Peer-to-peer (P2P) bitcoin trading platform Paxful has announced it is joining hands with popular South Korean cryptocurrency exchange Bithumb Global, arguably one of the largest and most influential exchanges throughout the country.

Bithumb and Paxful Are Now Working Together

Thanks to this new partnership, Paxful will have access to more customers in Asia. Bithumb currently boasts roughly one million mobile app users and eight million registered exchange users. In addition, the company oversees roughly one trillion in transactions. The goal is to bring financial freedom to users everywhere.

This is a bit of a questionable statement, however, when just over a month ago Bithumb was apparently seized by law enforcement agents within South Korea. It was alleged that over time, the nation had instilled regulatory practices that required further monitorization of bitcoin, cryptocurrencies and their respective exchanges. However, Bithumb allegedly went against several new amendments, which is why the crypto exchange was ultimately seized.

It hadn’t been reported what came of Bithumb after the seizure, and while it looks like the company is still in business, it’s unclear if the exchange has been placed back in the hands of the original executives or if the company is still under the influence of legislators. However, it doesn’t look like that’s deterring Paxful, which has sought to establish partnerships with several leading cryptocurrency platforms around the world so as to bring the benefits of bitcoin and crypto trading to virtually anyone willing to receive them.

Javier Sim – co-founder and managing director of Bithumb Global – announced in a press release:

We are pleased to partner with Paxful to provide our users with a fast, secure and more convenient fiat-to-crypto gateway. This collaboration marks another milestone in our global expansion.

A Second Attempt at Dominance?

South Korea – where Bithumb is stationed – was, at one point, one of the leading cryptocurrency nations across the globe, initially accounting for roughly one quarter of the world’s bitcoin and digital currency trades. The nation has since taken steps to regulate portions of the crypto space and prevent crime. For example, South Korea has banned the likes of initial token offerings (ICOs) to ensure investors aren’t cheated considering how much theft has emerged from these events.

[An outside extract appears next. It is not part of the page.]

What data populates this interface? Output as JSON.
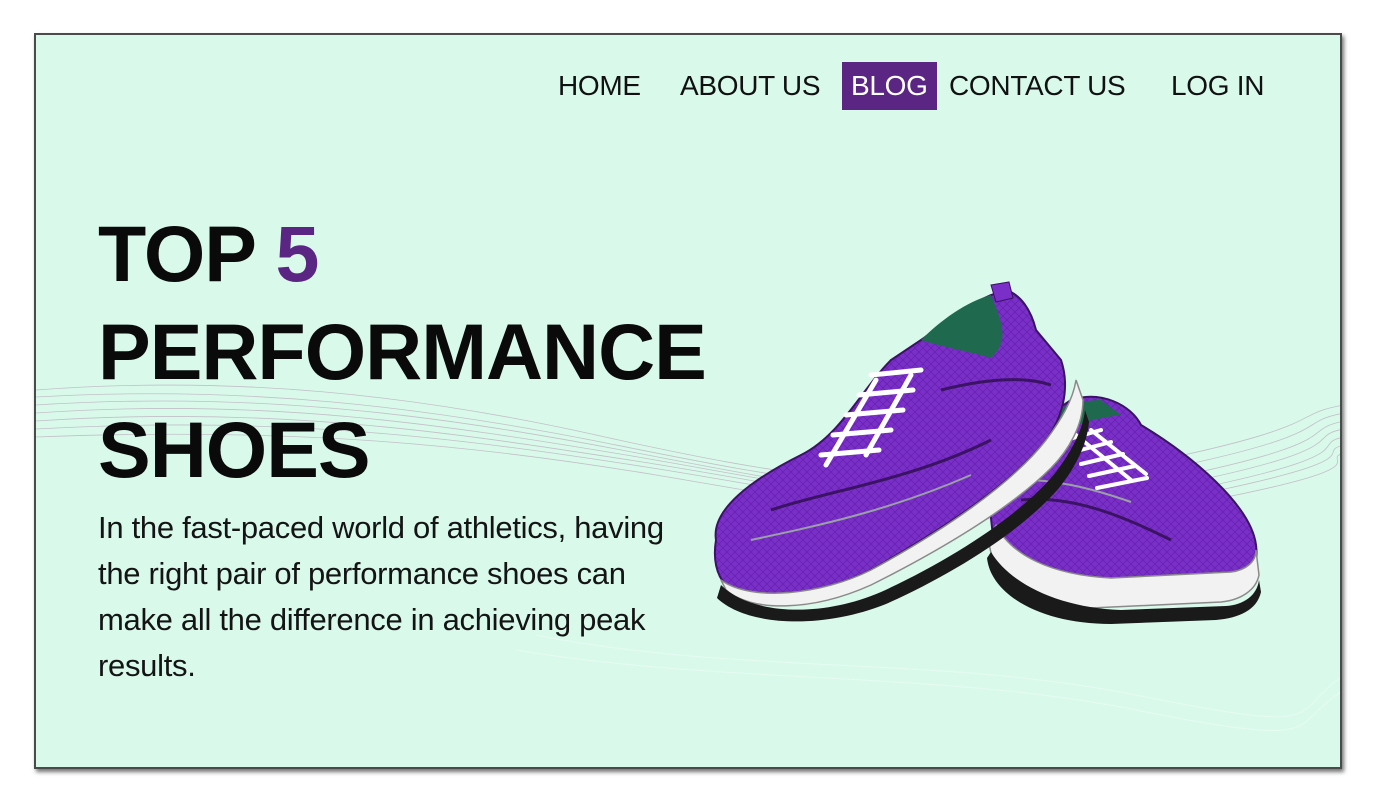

However, it looks like the nation may be working its way back up the financial ladder and is trying to secure its place as a leading crypto nation once again. South Korea recently announced a test period for its new digital won, with the won being the country’s national currency. This would be a virtual version of the fiat and would likely put South Korea in competition with China, which has also released a digital version of its national fiat – the yuan – to a select number of traders over the past few weeks.